I didn’t exactly bounce back though. Now I was dealing with the fallout of those hypothyroid months: humiliation of stumbling on that rotation (subsequent ones were actually fine even with the condition), and a spirit-breaking task of trying to prove myself once again. I was overcome with regret. I ruminated over every detail. I was already beyond spent, burned out, and became hopeless. This is when I took the distinct turn toward depression, with invasive thoughts now of driving my car off the road, and feeling like my husband, parents, and friends would be better off without me, even if they didn’t know it.

The happy ending to this essay is not as defined as the other one. Yes, I overcame that dark chapter and can only remember those feelings on an intellectual level now. Why am I still ashamed of my simple, innocent, biologic, medical problem?

A few years I I saw a post in a Facebook group for doctors, with a photo of a lovely female physician posing with a mug that read, “It’s not your thyroid.” The comments were full of playground banter at how the thyroid gets blamed for everything. I was shocked at how many physicians piled on.

Hypothyroidism is remarkably common. In my family across 3 generations, every female has it except one. The thyroid is nicknamed “the body’s thermostat.” If you look up the symptoms, it can have pretty varied presentations. To that doctor-with-the-mug’s defense, I’m sure it’s frustrating that sometimes the diagnosis ISN’T something that simple and treatable. It more commonly affects women than men, and much of the negativity around it feels distinctly mysogynistic. Despite the condition being common and easily treated, hypothyroid women are still stereotyped as hysterical, needy, and, most troublesome to me, weak.
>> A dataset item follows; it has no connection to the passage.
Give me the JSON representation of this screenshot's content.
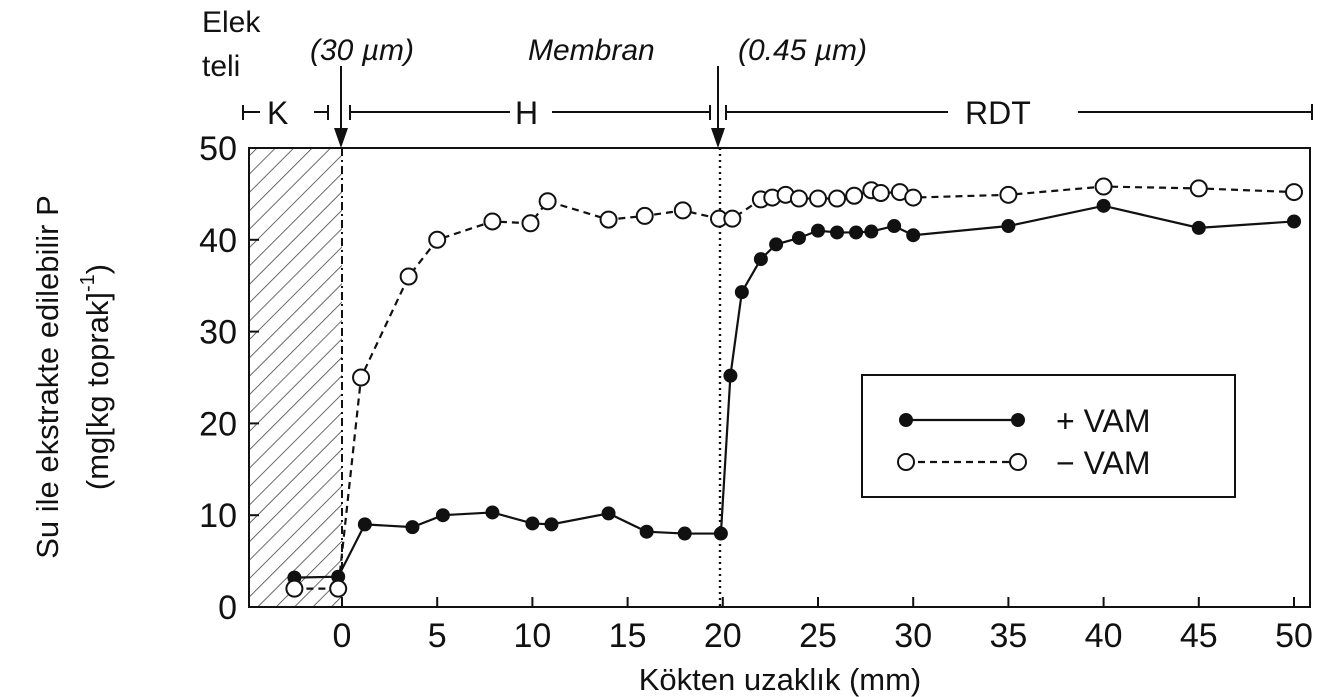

Things worked out for me. I don’t think I would have pivoted career paths without a major earthquake, and for that I’m grateful. I ended up exactly where I needed to be, and I learned a lot about perseverence, balance, and mental health. I received compassion from some loved ones and mentors, who had no idea of my underlying struggles, that I cherish to this day. Nevertheless, when I read comments by other physicians about burnout, wellness, and resilience, I notice a distinct absence of discussion about our physical health. How many dark seasons of burnout may be sparked by a medical problem, big or small? How often do we neglect to seek medical care out of hopelessness, fear, or because we are just too busy? How many of our colleagues are struggling but keep it to themselves for fear of discrimination or embarrassment? Unfortunately, from my experience, overcoming the physical problem may be just the beginning.

I’m hopeful that physicians can feel comfortable in their human bodies someday; bodies that experience every pathology and condition as much as their neighbors. I hope patients are no longer disparaged for their illnesses. I hope that I continue to forgive myself for what I can’t control. I hope the mug gets thrown away.